- Official movie poster
- Directed by: Ben Feleo
- Screenplay by: Ben Feleo; Reynaldo Castro;
- Story by: Ben Feleo; Ana Santos;
- Produced by: William Leary
- Starring: Andrew E.; Redford White;
- Cinematography: Ernie dela Paz
- Edited by: Rene Tala
- Music by: Ricky del Rosario
- Production company: Viva Films
- Distributed by: Viva Films
- Release date: April 17, 1996;
- Running time: 110 minutes
- Country: Philippines
- Language: Filipino

= Neber 2 Geder =

1996 comedy film by Ben Feleo

Neber 2-Geder (also known as Neber 2 Geder) (lit. 'Never Together') is a 1996 Philippine comedy film co-written and directed by Ben Feleo. The film stars Andrew E. and Redford White.
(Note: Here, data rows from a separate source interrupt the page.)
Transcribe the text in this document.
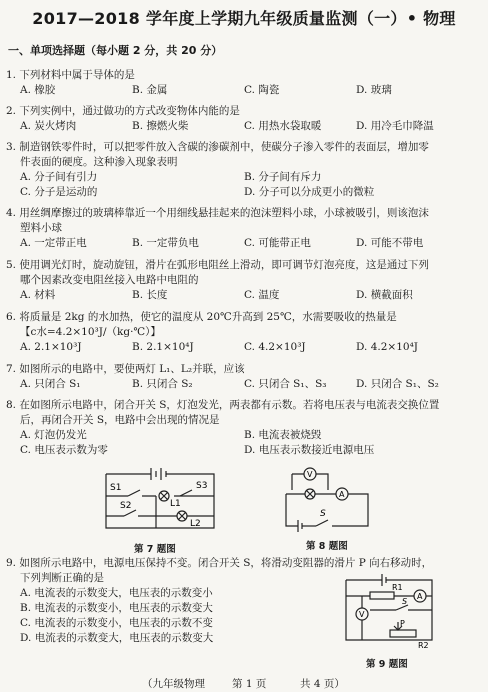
2017—2018 学年度上学期九年级质量监测（一）• 物理
一、单项选择题（每小题 2 分，共 20 分）
1. 下列材料中属于导体的是
A. 橡胶	B. 金属	C. 陶瓷	D. 玻璃
2. 下列实例中，通过做功的方式改变物体内能的是
A. 炭火烤肉	B. 擦燃火柴	C. 用热水袋取暖	D. 用冷毛巾降温
3. 制造钢铁零件时，可以把零件放入含碳的渗碳剂中，使碳分子渗入零件的表面层，增加零
件表面的硬度。这种渗入现象表明
A. 分子间有引力	B. 分子间有斥力
C. 分子是运动的	D. 分子可以分成更小的微粒
4. 用丝绸摩擦过的玻璃棒靠近一个用细线悬挂起来的泡沫塑料小球，小球被吸引，则该泡沫
塑料小球
A. 一定带正电	B. 一定带负电	C. 可能带正电	D. 可能不带电
5. 使用调光灯时，旋动旋钮，滑片在弧形电阻丝上滑动，即可调节灯泡亮度，这是通过下列
哪个因素改变电阻丝接入电路中电阻的
A. 材料	B. 长度	C. 温度	D. 横截面积
6. 将质量是 2kg 的水加热，使它的温度从 20℃升高到 25℃，水需要吸收的热量是
【c水=4.2×10³J/（kg·℃）】
A. 2.1×10³J	B. 2.1×10⁴J	C. 4.2×10³J	D. 4.2×10⁴J
7. 如图所示的电路中，要使两灯 L₁、L₂并联，应该
A. 只闭合 S₁	B. 只闭合 S₂	C. 只闭合 S₁、S₃	D. 只闭合 S₁、S₂
8. 在如图所示电路中，闭合开关 S，灯泡发光，两表都有示数。若将电压表与电流表交换位置
后，再闭合开关 S，电路中会出现的情况是
A. 灯泡仍发光	B. 电流表被烧毁
C. 电压表示数为零	D. 电压表示数接近电源电压
S1	S3
L1
S2
L2
第 7 题图
V
A
S
第 8 题图
9. 如图所示电路中，电源电压保持不变。闭合开关 S，将滑动变阻器的滑片 P 向右移动时，
下列判断正确的是
A. 电流表的示数变大，电压表的示数变小
B. 电流表的示数变小，电压表的示数变大
C. 电流表的示数变小，电压表的示数不变
D. 电流表的示数变大，电压表的示数变大
R1
A
V
S
P
R2
第 9 题图
（九年级物理	第 1 页	共 4 页）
The film is streaming online on YouTube.

==Plot==
Two roommates of different races, Berto and Tonyo, were not having a good time sharing at their old house and having work within each other until they ended up staying at their boss' mansion while he left on vacation. Their respective families came by and their sisters started a romantic relationship in-between the men while a criminal mastermind was on the hunt for the diamonds that was concealed on a teddy bear.

==Cast==
- Andrew E. as Berto
- Redford White as Tonyo
- Amanda Page as Carmen
- Cara Marsan as Melba
- Zeny Zabala as of Tonyo's mother
- Ben Tisoy as Berto's father
- Elizabeth Ramsey as Berto's aunt
- Michael de Mesa as Ricky
- Via Veloso as Ricky's Girl ( uncredited )
- Tony Carreon as Senior Mondragon
- Joji dela Paz as Mr. Rivera
- Mykell Chan as Ricky's righthand
- Angel Baldomar as Ricky's bodyguard

==Production==
The film had a working title Black and White. It was later on changed to its current title due to its slight racial dig.